06/06/2024 - 12h49min
J. J. CAMARGO
As perdas na infância doem mais
Pais precisam ter tempo e
sensibilidade para ouvir os filhos. Senão a narrativa própria pode ser pior do
que a realidade
"Quando era criança, meu avô
segurava a minha mão. Depois que envelheci, nunca mais soltei a mão dele."
(Affonso Tarantino)
Verdade que, se conservássemos
intactas a inocência e a ingenuidade das crianças, naufragaríamos no mundo
hostil e competitivo que a idade madura nos reserva. Mas seria ótimo que, num
mundo ideal, pudéssemos evitar essa "evolução" que, com o rótulo de
maturidade, nos embrutece.
Por fantasia, as crianças têm
pressa em se tornarem adultos, porque ignoram as maravilhas que deixarão pelo
caminho. E os pais, que festejavam vê-los adolescentes responsáveis, logo
descobrirão que a partir da conquista da autonomia pela prole toda a
contribuição deles estará limitada à torcida silenciosa para que as crias deem
certo e, por favor, não repitam todos os erros que cometemos.

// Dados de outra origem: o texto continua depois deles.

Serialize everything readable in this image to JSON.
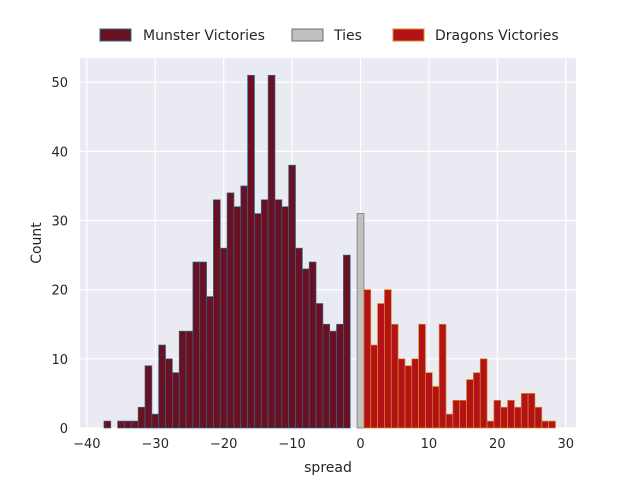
{
  "chart_data": {
    "type": "bar",
    "title": "",
    "xlabel": "spread",
    "ylabel": "Count",
    "xlim": [
      -41,
      31.5
    ],
    "ylim": [
      0,
      53.5
    ],
    "xticks": [
      -40,
      -30,
      -20,
      -10,
      0,
      10,
      20,
      30
    ],
    "yticks": [
      0,
      10,
      20,
      30,
      40,
      50
    ],
    "grid": true,
    "legend_position": "top-center",
    "series": [
      {
        "name": "Munster Victories",
        "color": "#6b0f23",
        "edge": "#2e6d86",
        "x": [
          -37,
          -36,
          -35,
          -34,
          -33,
          -32,
          -31,
          -30,
          -29,
          -28,
          -27,
          -26,
          -25,
          -24,
          -23,
          -22,
          -21,
          -20,
          -19,
          -18,
          -17,
          -16,
          -15,
          -14,
          -13,
          -12,
          -11,
          -10,
          -9,
          -8,
          -7,
          -6,
          -5,
          -4,
          -3,
          -2,
          -1
        ],
        "values": [
          1,
          0,
          1,
          1,
          1,
          3,
          9,
          2,
          12,
          10,
          8,
          14,
          14,
          24,
          24,
          19,
          33,
          26,
          34,
          32,
          35,
          51,
          31,
          33,
          51,
          33,
          32,
          38,
          26,
          23,
          24,
          18,
          15,
          14,
          15,
          25,
          0
        ]
      },
      {
        "name": "Ties",
        "color": "#c0c0c0",
        "edge": "#6e6e6e",
        "x": [
          0
        ],
        "values": [
          31
        ]
      },
      {
        "name": "Dragons Victories",
        "color": "#b21218",
        "edge": "#d98b1e",
        "x": [
          1,
          2,
          3,
          4,
          5,
          6,
          7,
          8,
          9,
          10,
          11,
          12,
          13,
          14,
          15,
          16,
          17,
          18,
          19,
          20,
          21,
          22,
          23,
          24,
          25,
          26,
          27,
          28
        ],
        "values": [
          20,
          12,
          18,
          20,
          15,
          10,
          9,
          10,
          15,
          8,
          6,
          15,
          2,
          4,
          4,
          7,
          8,
          10,
          1,
          4,
          3,
          4,
          3,
          5,
          5,
          3,
          1,
          1
        ]
      }
    ]
  }
}
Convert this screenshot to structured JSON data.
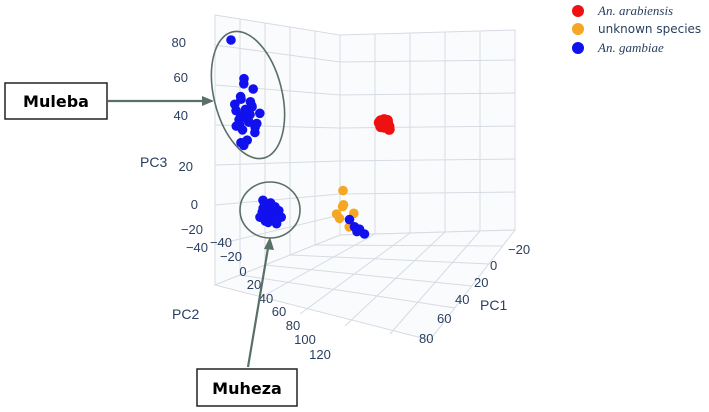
{
  "chart_data": {
    "type": "scatter",
    "projection": "3d",
    "axes": {
      "x": {
        "label": "PC1",
        "ticks": [
          -20,
          0,
          20,
          40,
          60,
          80
        ],
        "range": [
          -20,
          90
        ]
      },
      "y": {
        "label": "PC2",
        "ticks": [
          -40,
          -20,
          0,
          20,
          40,
          60,
          80,
          100,
          120
        ],
        "range": [
          -40,
          125
        ]
      },
      "z": {
        "label": "PC3",
        "ticks": [
          -40,
          -20,
          0,
          20,
          40,
          60,
          80
        ],
        "range": [
          -45,
          85
        ]
      }
    },
    "grid": true,
    "legend_position": "top-right",
    "series": [
      {
        "name": "An. arabiensis",
        "color": "#ee1111",
        "label_style": "italic",
        "points": [
          [
            45,
            -10,
            58
          ],
          [
            46,
            -9,
            60
          ],
          [
            47,
            -11,
            59
          ],
          [
            45,
            -12,
            57
          ],
          [
            48,
            -10,
            58
          ],
          [
            46,
            -11,
            61
          ],
          [
            44,
            -10,
            60
          ],
          [
            47,
            -9,
            57
          ],
          [
            45,
            -11,
            59
          ],
          [
            46,
            -10,
            58
          ],
          [
            48,
            -12,
            60
          ],
          [
            44,
            -11,
            58
          ],
          [
            47,
            -10,
            61
          ],
          [
            46,
            -12,
            57
          ],
          [
            45,
            -9,
            59
          ],
          [
            47,
            -11,
            60
          ],
          [
            46,
            -10,
            59
          ],
          [
            45,
            -10,
            60
          ],
          [
            44,
            -12,
            59
          ],
          [
            48,
            -11,
            59
          ],
          [
            47,
            -12,
            58
          ],
          [
            46,
            -9,
            58
          ],
          [
            45,
            -12,
            60
          ],
          [
            44,
            -9,
            58
          ]
        ]
      },
      {
        "name": "unknown species",
        "color": "#f5a623",
        "points": [
          [
            -10,
            42,
            6
          ],
          [
            -12,
            44,
            -3
          ],
          [
            -8,
            40,
            -6
          ],
          [
            -5,
            46,
            -8
          ],
          [
            -11,
            38,
            -12
          ],
          [
            -6,
            36,
            -16
          ],
          [
            -3,
            45,
            -18
          ],
          [
            -2,
            40,
            -20
          ]
        ]
      },
      {
        "name": "An. gambiae",
        "color": "#1111ee",
        "label_style": "italic",
        "points": [
          [
            10,
            -8,
            80
          ],
          [
            12,
            -6,
            66
          ],
          [
            11,
            -4,
            62
          ],
          [
            13,
            -2,
            58
          ],
          [
            10,
            -4,
            52
          ],
          [
            12,
            -8,
            50
          ],
          [
            14,
            -6,
            48
          ],
          [
            11,
            -10,
            46
          ],
          [
            13,
            -3,
            45
          ],
          [
            15,
            -7,
            44
          ],
          [
            12,
            -5,
            42
          ],
          [
            10,
            -7,
            41
          ],
          [
            14,
            -9,
            40
          ],
          [
            16,
            -4,
            39
          ],
          [
            12,
            -2,
            38
          ],
          [
            11,
            -6,
            37
          ],
          [
            13,
            -8,
            36
          ],
          [
            15,
            -10,
            35
          ],
          [
            10,
            -5,
            34
          ],
          [
            12,
            -3,
            33
          ],
          [
            14,
            -7,
            32
          ],
          [
            16,
            -6,
            31
          ],
          [
            13,
            -11,
            30
          ],
          [
            11,
            -9,
            29
          ],
          [
            15,
            -5,
            28
          ],
          [
            12,
            -7,
            26
          ],
          [
            14,
            -3,
            24
          ],
          [
            13,
            -6,
            18
          ],
          [
            12,
            -8,
            16
          ],
          [
            11,
            -4,
            14
          ],
          [
            20,
            30,
            -22
          ],
          [
            22,
            32,
            -24
          ],
          [
            21,
            28,
            -26
          ],
          [
            24,
            30,
            -27
          ],
          [
            19,
            34,
            -28
          ],
          [
            23,
            33,
            -29
          ],
          [
            22,
            27,
            -30
          ],
          [
            25,
            31,
            -30
          ],
          [
            20,
            29,
            -31
          ],
          [
            23,
            35,
            -32
          ],
          [
            21,
            31,
            -33
          ],
          [
            24,
            28,
            -33
          ],
          [
            22,
            33,
            -34
          ],
          [
            19,
            30,
            -35
          ],
          [
            25,
            34,
            -35
          ],
          [
            21,
            27,
            -36
          ],
          [
            23,
            30,
            -37
          ],
          [
            20,
            33,
            -38
          ],
          [
            22,
            29,
            -39
          ],
          [
            24,
            32,
            -40
          ],
          [
            -4,
            48,
            -14
          ],
          [
            -2,
            50,
            -20
          ],
          [
            0,
            47,
            -22
          ],
          [
            -1,
            52,
            -24
          ],
          [
            2,
            49,
            -26
          ]
        ]
      }
    ]
  },
  "legend": {
    "items": [
      {
        "label": "An. arabiensis",
        "color": "#ee1111",
        "italic": true
      },
      {
        "label": "unknown species",
        "color": "#f5a623",
        "italic": false
      },
      {
        "label": "An. gambiae",
        "color": "#1111ee",
        "italic": true
      }
    ]
  },
  "annotations": {
    "muleba": {
      "label": "Muleba"
    },
    "muheza": {
      "label": "Muheza"
    }
  }
}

Os relatos que se seguem poderão
ser entendidos como uma exaltação à espécie humana, na sua condição mais pura,
a infância.
Circulando por um abrigo da
prefeitura, onde se acomodavam quase 200 flagelados da enchente, surpreendi um
menino com um peixinho morto num copo d'água, que ele segurava com as duas
mãozinhas de unhas sujas. O peixe, trazido pela enxurrada, tinha sido lavado da
lama, e colocado num copo de água limpa. De quando em quando, ele cutucava o
dorso do peixinho, na expectativa de que ele reagisse, e a falta de resposta
explicava a tristeza do olhar quando ele perguntou: "A gente não pode
soltar a mão da mãe, não é, tio?". Fiquei imaginando quantas vezes aquele
pingo de gente ouviu essa recomendação desesperada enquanto eram resgatados da
correnteza, na noite escura.
Um casal porto-alegrense, com a
filha de quatro anos, abandonou o caos em que se transformou a cidade. Foram se
refugiar no sossego da casa da praia. No segundo dia, impressionado com o
silêncio que contrastava com o burburinho da cidade agitada pelo ruído
frenético dos helicópteros e da sirene das ambulâncias, a garotinha comentou:
"Acho que agora as pessoas pararam de morrer".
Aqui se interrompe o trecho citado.